More than two dozen foreigners who took part in an investment-for-green-cards immigration program had their $500,000 contributions transferred to a South Dakota beef plant after initially committing their funds for other projects, according to state records.
Federal officials say such transfers are legal if certain conditions are met.
Northern Beef Packers, which filed for Chapter 11 bankruptcy protection in July, is one of a handful of large projects in South Dakota to solicit funds from the federal EB-5 program, which allows foreigners to get visas if they invest $500,000 to $1 million in projects or businesses that create jobs for U.S. citizens. Approved investors can become legal permanent residents after two years and can later be eligible to become citizens.
Six foreigners who contributed to the Dakota Provisions turkey processing plant in Huron had their investments transferred to Northern Beef, according to documents released by the South Dakota governor's office on Monday. Another 21 people who invested in an Iberdrola wind farm, which eventually took another financing route, wound up investing in the failed beef plant.
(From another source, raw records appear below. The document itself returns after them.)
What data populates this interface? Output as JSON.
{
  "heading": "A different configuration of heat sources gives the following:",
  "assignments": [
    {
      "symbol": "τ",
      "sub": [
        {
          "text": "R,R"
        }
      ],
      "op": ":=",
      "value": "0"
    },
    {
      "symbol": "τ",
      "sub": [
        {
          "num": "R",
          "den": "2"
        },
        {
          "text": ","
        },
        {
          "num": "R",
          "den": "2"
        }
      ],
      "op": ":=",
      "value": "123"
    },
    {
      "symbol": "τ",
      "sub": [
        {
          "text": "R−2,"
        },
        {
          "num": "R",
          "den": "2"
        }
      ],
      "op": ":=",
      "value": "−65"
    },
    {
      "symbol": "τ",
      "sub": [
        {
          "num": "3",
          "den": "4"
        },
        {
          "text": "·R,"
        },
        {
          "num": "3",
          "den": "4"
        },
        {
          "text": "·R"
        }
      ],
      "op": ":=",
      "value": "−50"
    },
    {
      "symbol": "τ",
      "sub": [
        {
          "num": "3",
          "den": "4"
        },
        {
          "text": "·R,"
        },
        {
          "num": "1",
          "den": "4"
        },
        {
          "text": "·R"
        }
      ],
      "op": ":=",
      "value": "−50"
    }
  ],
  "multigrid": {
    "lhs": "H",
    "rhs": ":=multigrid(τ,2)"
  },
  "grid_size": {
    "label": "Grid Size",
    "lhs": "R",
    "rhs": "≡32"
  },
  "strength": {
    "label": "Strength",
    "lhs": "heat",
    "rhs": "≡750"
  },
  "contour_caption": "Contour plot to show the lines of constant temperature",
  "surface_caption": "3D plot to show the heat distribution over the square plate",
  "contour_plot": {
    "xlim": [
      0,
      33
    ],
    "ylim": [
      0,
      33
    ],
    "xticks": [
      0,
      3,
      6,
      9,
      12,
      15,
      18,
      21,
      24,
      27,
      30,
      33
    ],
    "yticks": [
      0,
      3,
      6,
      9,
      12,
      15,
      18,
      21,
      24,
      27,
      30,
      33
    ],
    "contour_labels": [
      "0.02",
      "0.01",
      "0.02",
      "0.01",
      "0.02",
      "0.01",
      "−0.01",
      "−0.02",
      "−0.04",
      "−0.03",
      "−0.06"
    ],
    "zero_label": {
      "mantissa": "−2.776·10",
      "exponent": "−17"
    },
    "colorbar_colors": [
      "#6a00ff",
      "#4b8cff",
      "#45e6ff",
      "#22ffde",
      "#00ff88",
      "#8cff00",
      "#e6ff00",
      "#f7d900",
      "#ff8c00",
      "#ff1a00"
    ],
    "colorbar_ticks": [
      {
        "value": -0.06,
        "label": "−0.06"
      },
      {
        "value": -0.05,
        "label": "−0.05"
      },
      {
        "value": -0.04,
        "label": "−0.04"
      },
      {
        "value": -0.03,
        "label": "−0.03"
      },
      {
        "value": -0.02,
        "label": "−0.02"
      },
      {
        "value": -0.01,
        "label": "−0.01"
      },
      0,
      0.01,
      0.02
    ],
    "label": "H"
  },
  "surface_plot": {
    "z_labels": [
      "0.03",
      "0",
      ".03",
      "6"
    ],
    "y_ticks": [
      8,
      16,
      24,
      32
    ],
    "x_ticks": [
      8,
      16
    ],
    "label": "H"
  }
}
Chris Bentley, a Washington, D.C.-based spokesman for the U.S. Citizenship and Immigration Services, said he can't comment on specific investment projects, but in general, once an immigrant investor puts money into a project a regional center can move the money around to other projects If certain conditions are met.
"It is possible, and it's completely legal," Bentley said Monday.
In September, the South Dakota Governor's Office of Economic Development ended its contract with SDRC Inc., the private regional center administering the federal EB-5 immigration program in the state, "for cause." Officials have not specified the cause, but Tony Venhuizen, a spokesman for Gov. Dennis Daugaard, has said it became clear that SDRC needed better oversight.
Venhuizen said Monday that any transfers from one project to another would be an issue between the investors and SDRC Inc., which would have managed the process. He said investors are required to sign I-526 forms, which identifies the commercial enterprise being funded, when they make their investments.
"If an investor's I-526 is denied, or they otherwise decide to invest their funds elsewhere, the investor would have to sign a new I-526 indicating the commercial enterprise in which their funds are being invested to receive consideration under the EB-5 program," Venhuizen said in a statement.
Gov. Daugaard said last month that an investigation was underway into the Office of Economic Development involving possible financial misconduct prior to his administration. Daugaard said there has also been a federal investigation, but declined to provide details of either.
Attorney General Marty Jackley has said that former Gov. Mike Rounds is not the subject of the state investigation.
On Monday, the South Dakota Democratic Party called on Jackley to recuse himself and his office from the investigation, saying his political ties present conflicts of interest.
"The Rounds-Daugaard Administration granted the lucrative EB-5 contract to SDRC President Joop Bollen," Zach Crago, the party's executive director, said in a statement. "It simply defies belief that a real investigation would not look into the circumstances surrounding that decision."
Jackley said that because the alleged financial misconduct did not relate to the attorney general's office there is no direct or indirect conflict of interest. He said the EB-5 program is a federal immigration program run and controlled by federal immigration authorities.
"While state authorities should have the ability and the opportunity to assist our federal partners in the enforcement of immigration law and programs, I respect that the United States Supreme Court has significantly limited state authority over federal immigration law," Jackley said in a statement Monday.